Distributed Shared-Memory Architectures

Distributed shared-memory architectures

•Separate memory per processor

–Local or remote access via memory controller

–The physical address space is statically distributed

Coherence Problems

•Simple approach: uncacheable

–shared data are marked as uncacheable and only private data are kept in caches

–very long latency to access memory for shared data

•Alternative: directory for memory blocks

–The directory per memory tracks state of every block in every cache

•which caches have a copies of the memory block, dirty vs. clean, ... –Two additional complications

•The interconnect cannot be used as a single point of arbitration like the bus

•Because the interconnect is message oriented, many messages must have explicit responses

To prevent directory becoming the bottleneck, we distribute directory entries with memory, each keeping track of which processors have copies of their memory blocks

Directory Protocols

•Similar to Snoopy Protocol: Three states

–Shared: 1 or more processors have the block cached, and the value in memory is up-to-date (as well as in all the caches)

–Uncached: no processor has a copy of the cache block (not valid in any cache)

–Exclusive: Exactly one processor has a copy of the cache block, and it has written the block, so the memory copy is out of date

•The processor is called the owner of the block

•In addition to tracking the state of each cache block, we must track the processors that have copies of the block when it is shared (usually a bit vector for each memory block: 1 if processor has copy)

•Keep it simple(r):

–Writes to non-exclusive data => write miss

–Processor blocks until access completes

–Assume messages received and acted upon in order sent

Messages for Directory Protocols

•local node: the node where a request originates

•home node: the node where the memory location and directory entry of an address reside

•remote node: the node that has a copy of a cache block (exclusive or shared)

State Transition Diagram for Individual Cache Block

•Comparing to snooping protocols:

–identical states

–stimulus is almost identical

–write a shared cache block is treated as a write miss (without fetch the block)

–cache block must be in exclusive state when it is written

–any shared block must be up to date in memory

•write miss: data fetch and selective invalidate operations sent by the directory controller (broadcast in snooping protocols)

Directory Operations: Requests and Actions

•Message sent to directory causes two actions:

–Update the directory

–More messages to satisfy request

•Block is in Uncached state: the copy in memory is the current value; only possible requests for that block are:

–Read miss: requesting processor sent data from memory &requestor made only sharing node; state of block made Shared.

–Write miss: requesting processor is sent the value & becomes the Sharing node.

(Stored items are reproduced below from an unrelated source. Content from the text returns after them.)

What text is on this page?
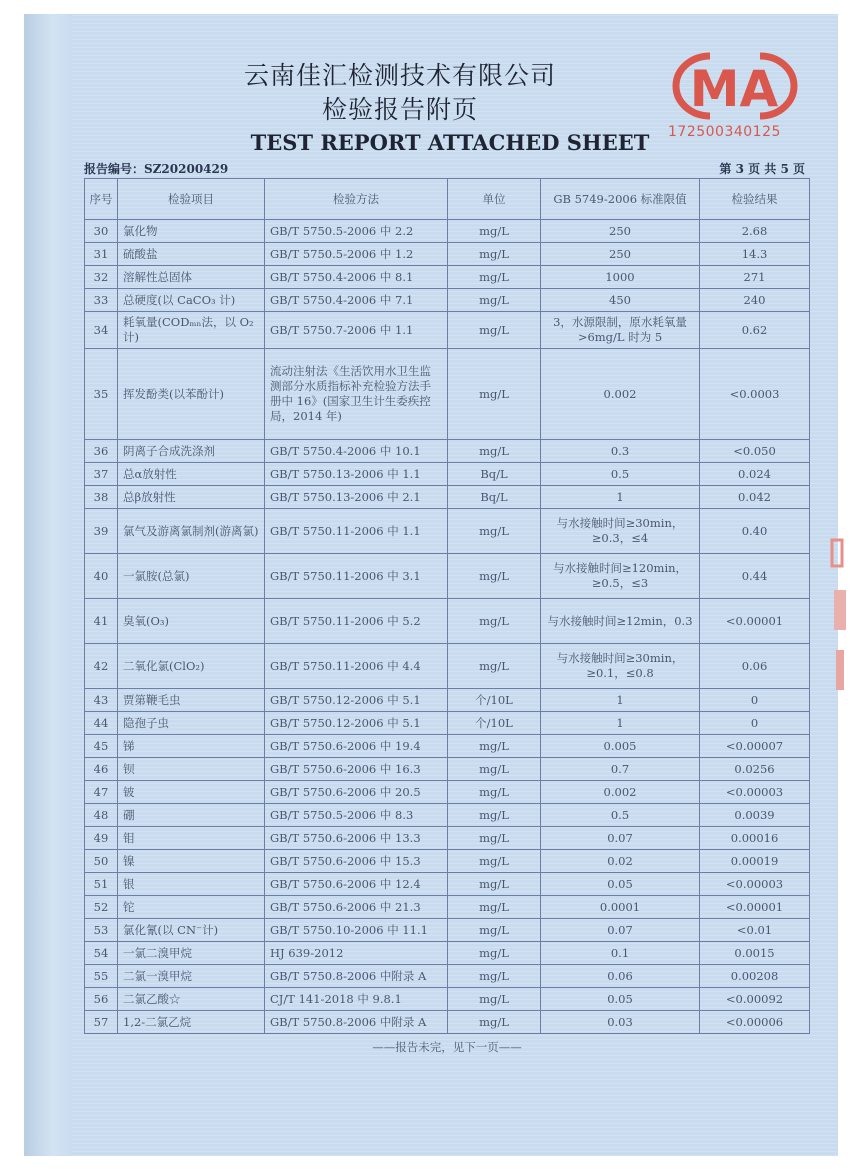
云南佳汇检测技术有限公司
检验报告附页
TEST REPORT ATTACHED SHEET
MA
172500340125
报告编号：SZ20200429	第 3 页 共 5 页
序号	检验项目	检验方法	单位	GB 5749-2006 标准限值	检验结果
30	氯化物	GB/T 5750.5-2006 中 2.2	mg/L	250	2.68
31	硫酸盐	GB/T 5750.5-2006 中 1.2	mg/L	250	14.3
32	溶解性总固体	GB/T 5750.4-2006 中 8.1	mg/L	1000	271
33	总硬度(以 CaCO₃ 计)	GB/T 5750.4-2006 中 7.1	mg/L	450	240
34	耗氧量(CODₘₙ法，以 O₂ 计)	GB/T 5750.7-2006 中 1.1	mg/L	3，水源限制，原水耗氧量>6mg/L 时为 5	0.62
35	挥发酚类(以苯酚计)	流动注射法《生活饮用水卫生监测部分水质指标补充检验方法手册中 16》(国家卫生计生委疾控局，2014 年)	mg/L	0.002	<0.0003
36	阴离子合成洗涤剂	GB/T 5750.4-2006 中 10.1	mg/L	0.3	<0.050
37	总α放射性	GB/T 5750.13-2006 中 1.1	Bq/L	0.5	0.024
38	总β放射性	GB/T 5750.13-2006 中 2.1	Bq/L	1	0.042
39	氯气及游离氯制剂(游离氯)	GB/T 5750.11-2006 中 1.1	mg/L	与水接触时间≥30min，≥0.3，≤4	0.40
40	一氯胺(总氯)	GB/T 5750.11-2006 中 3.1	mg/L	与水接触时间≥120min，≥0.5，≤3	0.44
41	臭氧(O₃)	GB/T 5750.11-2006 中 5.2	mg/L	与水接触时间≥12min，0.3	<0.00001
42	二氧化氯(ClO₂)	GB/T 5750.11-2006 中 4.4	mg/L	与水接触时间≥30min，≥0.1，≤0.8	0.06
43	贾第鞭毛虫	GB/T 5750.12-2006 中 5.1	个/10L	1	0
44	隐孢子虫	GB/T 5750.12-2006 中 5.1	个/10L	1	0
45	锑	GB/T 5750.6-2006 中 19.4	mg/L	0.005	<0.00007
46	钡	GB/T 5750.6-2006 中 16.3	mg/L	0.7	0.0256
47	铍	GB/T 5750.6-2006 中 20.5	mg/L	0.002	<0.00003
48	硼	GB/T 5750.5-2006 中 8.3	mg/L	0.5	0.0039
49	钼	GB/T 5750.6-2006 中 13.3	mg/L	0.07	0.00016
50	镍	GB/T 5750.6-2006 中 15.3	mg/L	0.02	0.00019
51	银	GB/T 5750.6-2006 中 12.4	mg/L	0.05	<0.00003
52	铊	GB/T 5750.6-2006 中 21.3	mg/L	0.0001	<0.00001
53	氯化氰(以 CN⁻计)	GB/T 5750.10-2006 中 11.1	mg/L	0.07	<0.01
54	一氯二溴甲烷	HJ 639-2012	mg/L	0.1	0.0015
55	二氯一溴甲烷	GB/T 5750.8-2006 中附录 A	mg/L	0.06	0.00208
56	二氯乙酸☆	CJ/T 141-2018 中 9.8.1	mg/L	0.05	<0.00092
57	1,2-二氯乙烷	GB/T 5750.8-2006 中附录 A	mg/L	0.03	<0.00006
——报告未完，见下一页——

The block is made Exclusive to indicate that the only valid copy is cached. Sharers indicates the identity of the owner.

•Block is Shared => the memory value is up-to-date:

–Read miss: requesting processor is sent back the data from memory & requesting processor is added to the sharing set.

–Write miss: requesting processor is sent the value. All processors in the set Sharers are sent invalidate messages, & Sharers is set to identity of requesting processor. The state of the block is made Exclusive.

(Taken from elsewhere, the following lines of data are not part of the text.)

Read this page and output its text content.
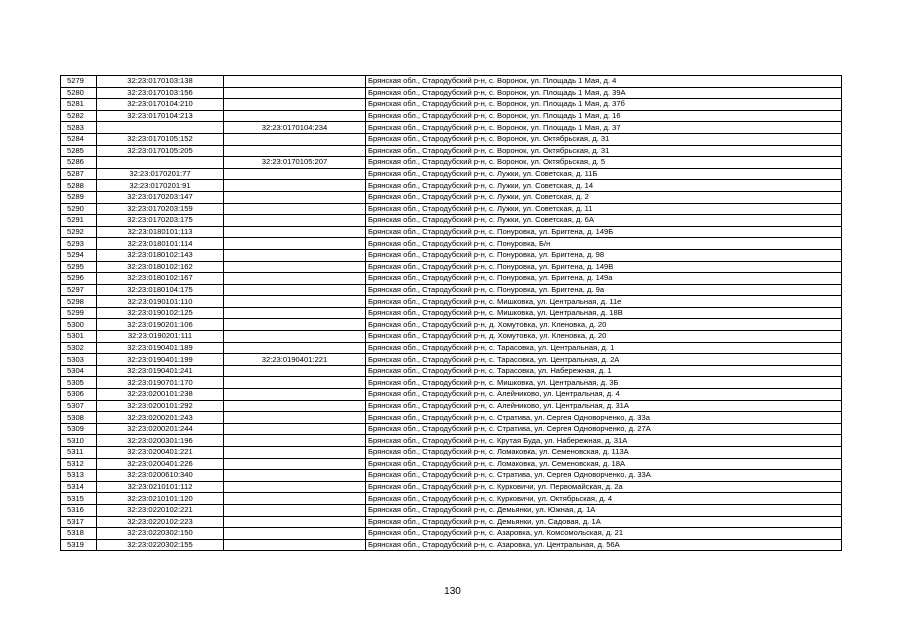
5279	32:23:0170103:138		Брянская обл., Стародубский р-н, с. Воронок, ул. Площадь 1 Мая, д. 4
5280	32:23:0170103:156		Брянская обл., Стародубский р-н, с. Воронок, ул. Площадь 1 Мая, д. 39А
5281	32:23:0170104:210		Брянская обл., Стародубский р-н, с. Воронок, ул. Площадь 1 Мая, д. 37б
5282	32:23:0170104:213		Брянская обл., Стародубский р-н, с. Воронок, ул. Площадь 1 Мая, д. 16
5283		32:23:0170104:234	Брянская обл., Стародубский р-н, с. Воронок, ул. Площадь 1 Мая, д. 37
5284	32:23:0170105:152		Брянская обл., Стародубский р-н, с. Воронок, ул. Октябрьская, д. 31
5285	32:23:0170105:205		Брянская обл., Стародубский р-н, с. Воронок, ул. Октябрьская, д. 31
5286		32:23:0170105:207	Брянская обл., Стародубский р-н, с. Воронок, ул. Октябрьская, д. 5
5287	32:23:0170201:77		Брянская обл., Стародубский р-н, с. Лужки, ул. Советская, д. 11Б
5288	32:23:0170201:91		Брянская обл., Стародубский р-н, с. Лужки, ул. Советская, д. 14
5289	32:23:0170203:147		Брянская обл., Стародубский р-н, с. Лужки, ул. Советская, д. 2
5290	32:23:0170203:159		Брянская обл., Стародубский р-н, с. Лужки, ул. Советская, д. 11
5291	32:23:0170203:175		Брянская обл., Стародубский р-н, с. Лужки, ул. Советская, д. 6А
5292	32:23:0180101:113		Брянская обл., Стародубский р-н, с. Понуровка, ул. Бриггена, д. 149Б
5293	32:23:0180101:114		Брянская обл., Стародубский р-н, с. Понуровка, Б/н
5294	32:23:0180102:143		Брянская обл., Стародубский р-н, с. Понуровка, ул. Бриггена, д. 98
5295	32:23:0180102:162		Брянская обл., Стародубский р-н, с. Понуровка, ул. Бриггена, д. 149В
5296	32:23:0180102:167		Брянская обл., Стародубский р-н, с. Понуровка, ул. Бриггена, д. 149а
5297	32:23:0180104:175		Брянская обл., Стародубский р-н, с. Понуровка, ул. Бриггена, д. 9а
5298	32:23:0190101:110		Брянская обл., Стародубский р-н, с. Мишковка, ул. Центральная, д. 11е
5299	32:23:0190102:125		Брянская обл., Стародубский р-н, с. Мишковка, ул. Центральная, д. 18В
5300	32:23:0190201:106		Брянская обл., Стародубский р-н, д. Хомутовка, ул. Кленовка, д. 20
5301	32:23:0190201:111		Брянская обл., Стародубский р-н, д. Хомутовка, ул. Кленовка, д. 20
5302	32:23:0190401:189		Брянская обл., Стародубский р-н, с. Тарасовка, ул. Центральная, д. 1
5303	32:23:0190401:199	32:23:0190401:221	Брянская обл., Стародубский р-н, с. Тарасовка, ул. Центральная, д. 2А
5304	32:23:0190401:241		Брянская обл., Стародубский р-н, с. Тарасовка, ул. Набережная, д. 1
5305	32:23:0190701:170		Брянская обл., Стародубский р-н, с. Мишковка, ул. Центральная, д. 3Б
5306	32:23:0200101:238		Брянская обл., Стародубский р-н, с. Алейниково, ул. Центральная, д. 4
5307	32:23:0200101:292		Брянская обл., Стародубский р-н, с. Алейниково, ул. Центральная, д. 31А
5308	32:23:0200201:243		Брянская обл., Стародубский р-н, с. Стратива, ул. Сергея Одноворченко, д. 33а
5309	32:23:0200201:244		Брянская обл., Стародубский р-н, с. Стратива, ул. Сергея Одноворченко, д. 27А
5310	32:23:0200301:196		Брянская обл., Стародубский р-н, с. Крутая Буда, ул. Набережная, д. 31А
5311	32:23:0200401:221		Брянская обл., Стародубский р-н, с. Ломаковка, ул. Семеновская, д. 113А
5312	32:23:0200401:226		Брянская обл., Стародубский р-н, с. Ломаковка, ул. Семеновская, д. 18А
5313	32:23:0200610:340		Брянская обл., Стародубский р-н, с. Стратива, ул. Сергея Одноворченко, д. 33А
5314	32:23:0210101:112		Брянская обл., Стародубский р-н, с. Курковичи, ул. Первомайская, д. 2а
5315	32:23:0210101:120		Брянская обл., Стародубский р-н, с. Курковичи, ул. Октябрьская, д. 4
5316	32:23:0220102:221		Брянская обл., Стародубский р-н, с. Демьянки, ул. Южная, д. 1А
5317	32:23:0220102:223		Брянская обл., Стародубский р-н, с. Демьянки, ул. Садовая, д. 1А
5318	32:23:0220302:150		Брянская обл., Стародубский р-н, с. Азаровка, ул. Комсомольская, д. 21
5319	32:23:0220302:155		Брянская обл., Стародубский р-н, с. Азаровка, ул. Центральная, д. 56А
130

•Block is Exclusive: current value of the block is held in the cache of the processor identified by the set Sharers (the owner) => three possible directory requests:

–Read miss: owner processor sent data fetch message, causing state of block in owner’s cache to transition to Shared and causes owner to send data to directory, where it is written to memory & sent back to requesting processor.

Identity of requesting processor is added to set Sharers, which still contains the identity of the processor that was the owner (since it still has a readable copy). State is shared.

–Data write-back: owner processor is replacing the block and hence must write it back, making memory copy up-to-date

(the home directory essentially becomes the owner), the block is now Uncached, and the Sharer set is empty.

–Write miss: block has a new owner. A message is sent to old owner causing the cache to send the value of the block to the directory from which it is sent to the requesting processor, which becomes the new owner.

Sharers is set to identity of new owner, and state of block is made Exclusive.